We hadn't had a snow day, but it was snowy. And icy. I was stomping from the bus to home through the snow, and as I made it halfway up our hill, I could see my dad standing on the back deck talking on the cordless phone with the long antennae. He was probably explaining to my mom why he hadn't driven the two blocks to pick me up because, see, there he is, he's fine.
Then, I slipped.
I didn't go down hard; it was slow, deliberate slip. Pretty comical, except for the car that lumbered around the corner. Going maybe 7 miles an hour but completely unable to stop. My dad is fifty yards away with foot deep snow between us, and the car is bearing down.

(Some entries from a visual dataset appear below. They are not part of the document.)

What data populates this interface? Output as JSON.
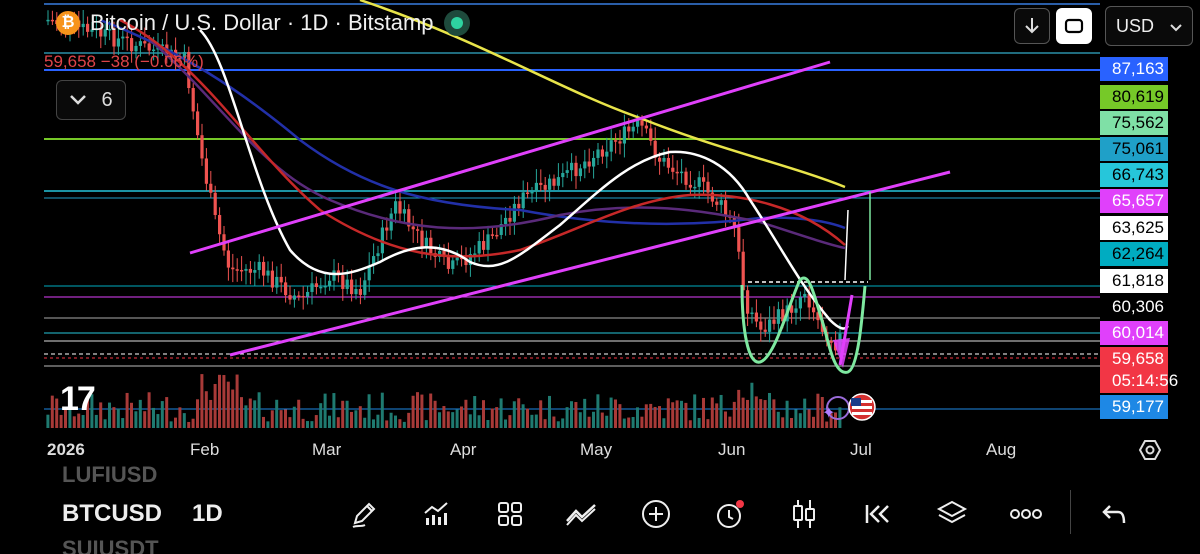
{
  "header": {
    "title": "Bitcoin / U.S. Dollar · 1D · Bitstamp",
    "coin_glyph": "₿",
    "price_change": "59,658  −38 (−0.06%)",
    "indicators_count": "6",
    "currency": "USD"
  },
  "price_tags": [
    {
      "label": "87,163",
      "bg": "#2962ff",
      "fg": "#ffffff"
    },
    {
      "label": "80,619",
      "bg": "#76c928",
      "fg": "#000000"
    },
    {
      "label": "75,562",
      "bg": "#7fe0a6",
      "fg": "#000000"
    },
    {
      "label": "75,061",
      "bg": "#1fa0c8",
      "fg": "#000000"
    },
    {
      "label": "66,743",
      "bg": "#26c6da",
      "fg": "#000000"
    },
    {
      "label": "65,657",
      "bg": "#e040fb",
      "fg": "#ffffff"
    },
    {
      "label": "63,625",
      "bg": "#ffffff",
      "fg": "#000000"
    },
    {
      "label": "62,264",
      "bg": "#00acc1",
      "fg": "#000000"
    },
    {
      "label": "61,818",
      "bg": "#ffffff",
      "fg": "#000000"
    },
    {
      "label": "60,306",
      "bg": "#000000",
      "fg": "#ffffff"
    },
    {
      "label": "60,014",
      "bg": "#e040fb",
      "fg": "#ffffff"
    },
    {
      "label": "59,658",
      "bg": "#f23645",
      "fg": "#ffffff"
    },
    {
      "label": "05:14:56",
      "bg": "#f23645",
      "fg": "#ffffff"
    },
    {
      "label": "59,177",
      "bg": "#1e88e5",
      "fg": "#ffffff"
    }
  ],
  "x_axis": [
    "2026",
    "Feb",
    "Mar",
    "Apr",
    "May",
    "Jun",
    "Jul",
    "Aug"
  ],
  "watermark": "17",
  "bottom_bar": {
    "symbol_prev": "LUFIUSD",
    "symbol": "BTCUSD",
    "symbol_next": "SUIUSDT",
    "timeframe": "1D"
  },
  "toolbar_icons": [
    "pencil-icon",
    "indicators-icon",
    "grid-icon",
    "line-tool-icon",
    "plus-icon",
    "alert-icon",
    "candle-icon",
    "replay-icon",
    "layers-icon",
    "more-icon",
    "undo-icon"
  ],
  "colors": {
    "up": "#26a69a",
    "down": "#ef5350",
    "channel": "#e040fb",
    "sma_white": "#ffffff",
    "sma_yellow": "#e8e44a",
    "sma_red": "#b71c1c",
    "sma_blue": "#1a237e",
    "pattern_green": "#7ee8a0"
  }
}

Spoiler alert: I'm still alive.
Strangely, it was all in slow motion. I don't mean that I could see each snow flake as it fell, registered the look on the driver's face, and my dad's voice came to me through some sort of low register voice bender machine. What I mean is that the car and I had the same problem. I was down, covered in mittens, snow boots, bulky coat, and snow pants, and panicking. My backpack was sprawled a foot away from me, and I was flailing and flopping slowly, weighed down by scarf and hat and gloves. I couldn't get any purchase.
The car didn't have it any better. It just kept creeping, front tires turning back and forth to no effect. I remember thinking, 'This would be a stupid way to do die.' And then I imagined that the car would probably just bump into me and stop, like those concrete blocks at the end of parking spaces. I'll just be a curb.
But those thoughts were happening somewhere else while the rest of me wriggled and walrused away to the easier traction of the snow on the side of the road.
It was not a close call. As a matter of fact, as the car rolled past, I felt shame for panicking so hard. I didn't look at the driver. Shaken, I clomped across the backyards between me and my father and up the stairs of our deck. When I walked in the house, my dad and I had an awkward laugh at my not-that-near-death experience, and I went to play Nintendo Golf. I didn't even think to recount the story to my mom later.
It's a strangely sobering moment to reconsider. As a parent, I can't imagine the horror my dad must have felt being unable to do anything than watch as I seemed to poise to have the most ridiculous and hilarious accidental death possible for a pre-teen. What a conflict.
Glad we dodged that incredibly slow bullet.